Mr. Quisess found himself asking the animal: “What are you doing here?”

It may have been asking itself the same question. Researchers say purple gallinules are among the bird world’s most frequent long-distance vagrants, but such flights are not always deliberate. Juveniles of the species disperse to move away from competitors, but can be blown off course by cyclonic winds, said Frank La Sorte, an ornithologist at Cornell University in New York who recently co-wrote a paper on the subject.

“In most cases, they search until they either find something or die,” he said.

The First Nation and a growing group of bird lovers were determined to help the gallinule. A member of a birding page on Facebook alerted Jenn Salo, who runs Thunderbird Wildlife Rescue, a private animal rehab effort, out of her Thunder Bay home. She helped arrange to have the bird flown to the city for treatment.

North Star Air, a regional freight and passenger carrier, flew up a cage and transported the gallinule free of charge.

In its kennel on the noisy Dash 8 aircraft, the bird stood eerily still. Its purple, blue, and green feathers suggested an exuberance it clearly did not feel.

Jemma Chunick, safety manager for North Star, tried to feed the gallinule berries and draw it out with whistling. It hardly responded.

“It was really sad,” she said. “I was just thinking, ‘Oh my God, he has so far to go.’”

In Thunder Bay, Ms. Salo retrieved the bird from the airport and brought it home, where she placed it in a basket lined with blankets arranged under a heat lamp. She got up every hour in the night trying to feed it electrolytes through an eyedropper.

The bird-lover recognized the gallinule as "a little jewel,” but said it was weak and stressed when it came into her care. “It didn’t even have the strength to hold its wings against its body properly.”

The next day, Ms. Salo took the bird to a local vet, who injected it with more fluids. But there were signs the gallinule’s health was failing, including a tendency to breathe from its belly, which can indicate pneumonia.

The bird died on a Saturday, just a few days after being discovered.

“We tried.
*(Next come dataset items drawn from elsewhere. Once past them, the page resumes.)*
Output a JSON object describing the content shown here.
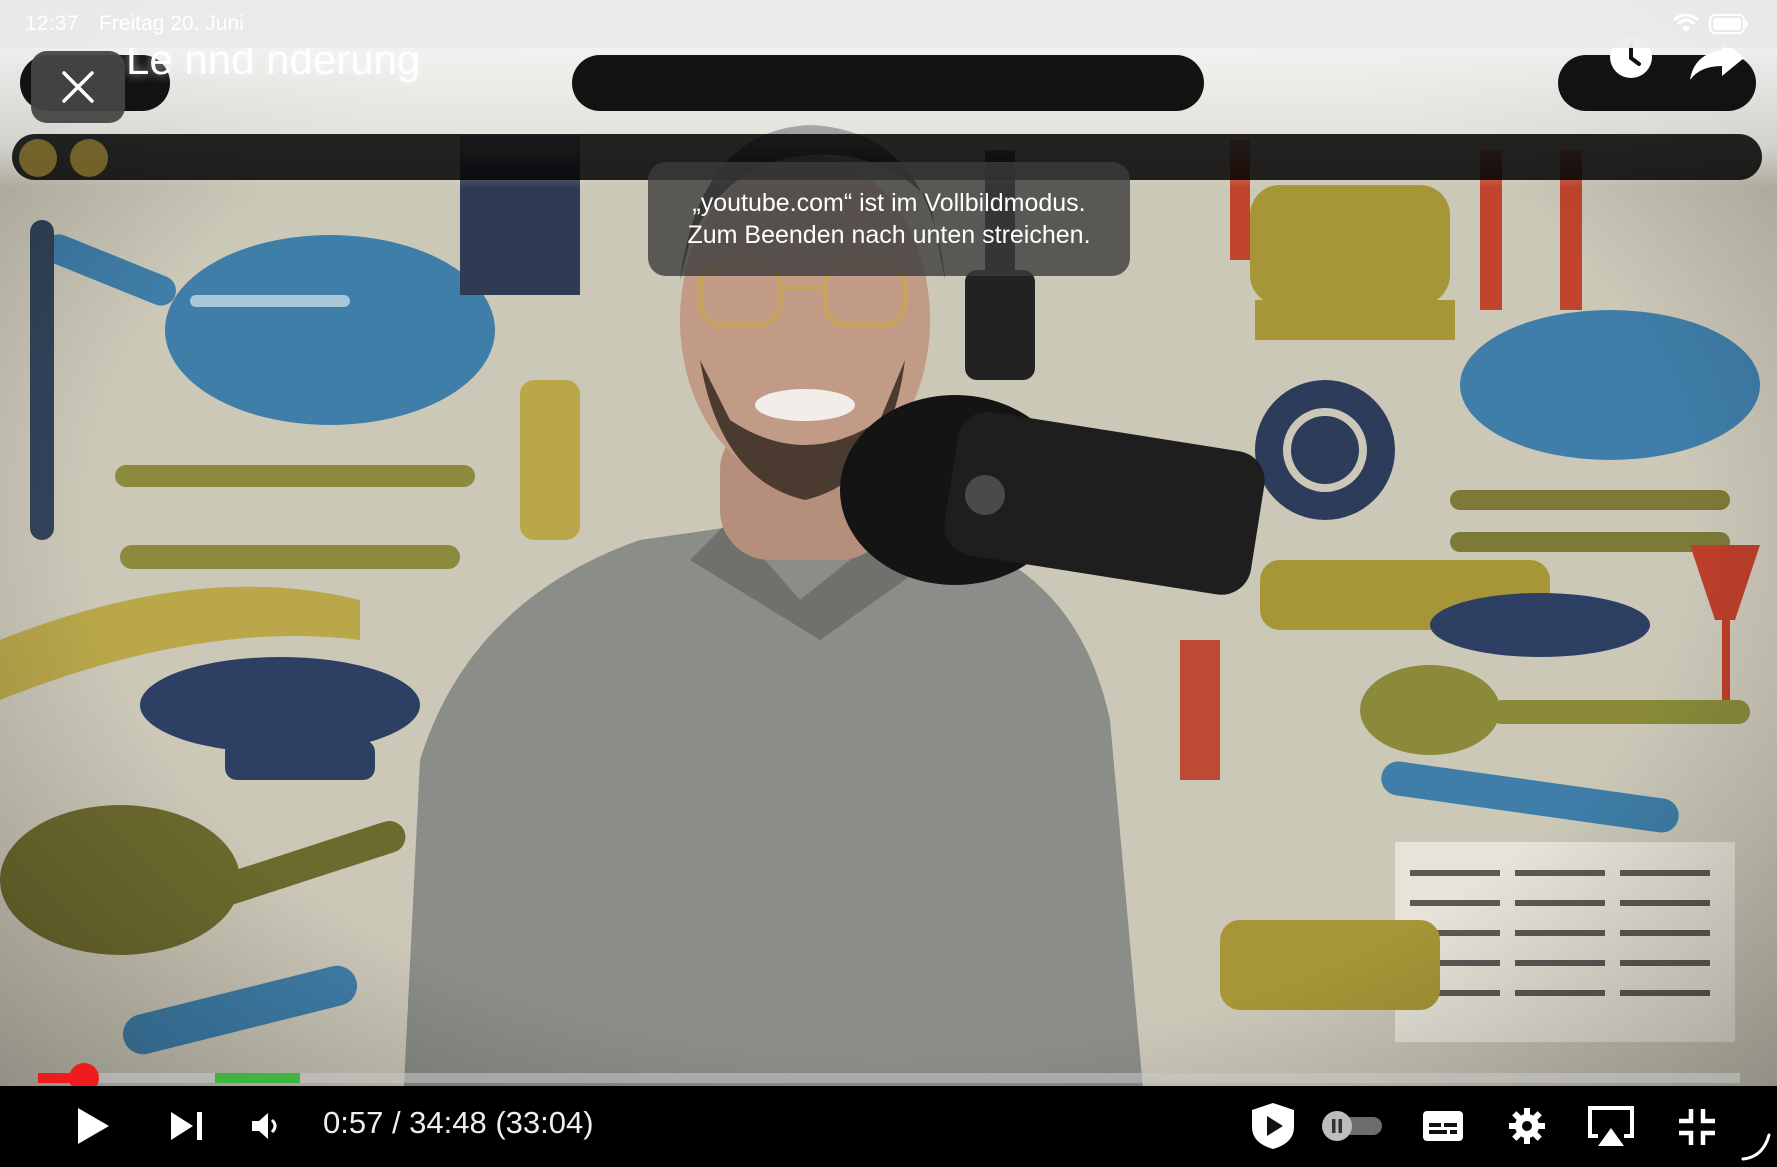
{
  "status_bar": {
    "time": "12:37",
    "date": "Freitag 20. Juni"
  },
  "top_overlay": {
    "title": "Le      nnd         nderung"
  },
  "toast": {
    "line1": "„youtube.com“ ist im Vollbildmodus.",
    "line2": "Zum Beenden nach unten streichen."
  },
  "player": {
    "time_display": "0:57 / 34:48 (33:04)",
    "progress_fraction": 0.027,
    "buffer_start_fraction": 0.104,
    "buffer_end_fraction": 0.154
  },
  "colors": {
    "progress": "#ee1c1c",
    "buffer": "#3fb43f",
    "controls_bg": "#000000",
    "toast_bg": "#3c3c3c"
  },
  "icons": {
    "close": "close-icon",
    "clock": "clock-icon",
    "share": "share-icon",
    "play": "play-icon",
    "next": "next-icon",
    "volume": "volume-icon",
    "shield": "shield-play-icon",
    "autoplay": "autoplay-toggle-icon",
    "subtitles": "subtitles-icon",
    "settings": "gear-icon",
    "airplay": "airplay-icon",
    "exit_fullscreen": "exit-fullscreen-icon"
  }
}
It was too little, too late,” Ms. Salo said. “It was heartbreaking to be the one to watch.”

Still, amid her sadness, a silver lining – or maybe purple lining, in this case – did not take long to emerge. Ms. Salo soon got an e-mail from the Canadian Museum of Nature in Ottawa, asking about acquiring the gallinule’s body for its collection for study, and so many more can appreciate its beauty and the strangeness of its voyage. She and Mr. Quisess agreed.

Even during the bird’s brief sojourn in Canada, its frail beauty and unlikely arrival moved scores of people who might never have known about one of the continent’s most spectacular creatures.

“Look how much that bird’s life touched in four or five days,” Ms. Salo said.